24 Ocak 2021 Pazar

Kelebek Etkisi


Kelebek etkisinin insanın birebir kendi hayatına da etkisi var mı? Hani derler ya Dünyanın bir ucunda bir kelebek kanat çırpar ve Dünyanın diğer ucunda bambaşka hayatları etkiler.
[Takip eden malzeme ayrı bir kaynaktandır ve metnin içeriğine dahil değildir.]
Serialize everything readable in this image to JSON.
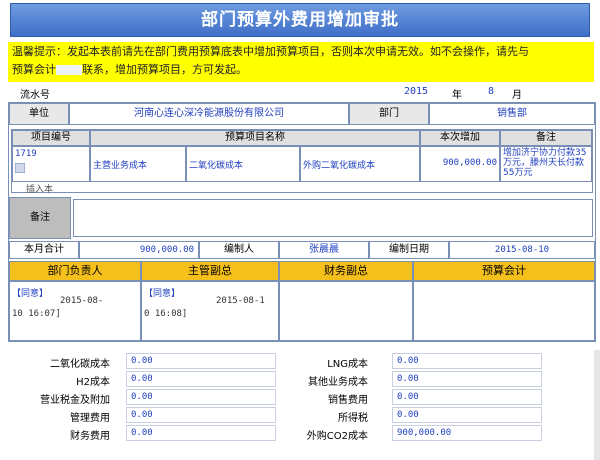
{
  "title": "部门预算外费用增加审批",
  "tip": {
    "line1": "温馨提示：发起本表前请先在部门费用预算底表中增加预算项目，否则本次申请无效。如不会操作，请先与",
    "line2a": "预算会计",
    "line2b": "联系，增加预算项目，方可发起。"
  },
  "serial": {
    "label": "流水号",
    "year": "2015",
    "year_unit": "年",
    "month": "8",
    "month_unit": "月"
  },
  "unit": {
    "label": "单位",
    "value": "河南心连心深冷能源股份有限公司",
    "dept_label": "部门",
    "dept_value": "销售部"
  },
  "items": {
    "headers": [
      "项目编号",
      "预算项目名称",
      "本次增加",
      "备注"
    ],
    "row": {
      "code": "1719",
      "code_note": "插入本",
      "name1": "主营业务成本",
      "name2": "二氧化碳成本",
      "name3": "外购二氧化碳成本",
      "amount": "900,000.00",
      "remark": "增加济宁协力付款35万元，滕州天长付款55万元"
    }
  },
  "remark_label": "备注",
  "total": {
    "label": "本月合计",
    "value": "900,000.00",
    "maker_label": "编制人",
    "maker": "张晨晨",
    "date_label": "编制日期",
    "date": "2015-08-10"
  },
  "approvals": {
    "headers": [
      "部门负责人",
      "主管副总",
      "财务副总",
      "预算会计"
    ],
    "a1": {
      "tag": "【同意】",
      "date1": "2015-08-",
      "date2": "10 16:07]"
    },
    "a2": {
      "tag": "【同意】",
      "date1": "2015-08-1",
      "date2": "0 16:08]"
    }
  },
  "summary": {
    "left": [
      {
        "label": "二氧化碳成本",
        "value": "0.00"
      },
      {
        "label": "H2成本",
        "value": "0.00"
      },
      {
        "label": "营业税金及附加",
        "value": "0.00"
      },
      {
        "label": "管理费用",
        "value": "0.00"
      },
      {
        "label": "财务费用",
        "value": "0.00"
      }
    ],
    "right": [
      {
        "label": "LNG成本",
        "value": "0.00"
      },
      {
        "label": "其他业务成本",
        "value": "0.00"
      },
      {
        "label": "销售费用",
        "value": "0.00"
      },
      {
        "label": "所得税",
        "value": "0.00"
      },
      {
        "label": "外购CO2成本",
        "value": "900,000.00"
      }
    ]
  },
  "colors": {
    "title_bg": "#3f6fc8",
    "tip_bg": "#ffff00",
    "approval_header": "#f5c01b",
    "value_text": "#1f3fbf"
  }
}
Peki bu durum birebir kelebeğin kendi kanat çırpışının kendi hayatı üzerinde de o zaman ya da kanat çırpışının üzerinden saatler, günler sonra bambaşka bir hayat yolunun açılışını  etkiler mi?
İnsan bazen yazdığı küçük notlarla, önceden okuyup altını çizdiği kitap satırlarıyla, önceden dinleyip arşivin çok gerilerine attığı şarkılarla, çok çok eskilerden silmeyi unuttuğu fotoğraflarla bir anda karşılaştığında o anıları sakladığı anın şimdiki hali üzerinde nasıl bir etkisi olduğunu fark ettiğinde kelebek etkisini mi yaşar? Yani o notu yazmamış, o kitapta o satırları okuyup altını çizmemiş, o şarkıyı hiç dinlememiş, o fotoğraf karesinde hiç bulunmamış olsaydı şu an bu noktada olabilir miydi?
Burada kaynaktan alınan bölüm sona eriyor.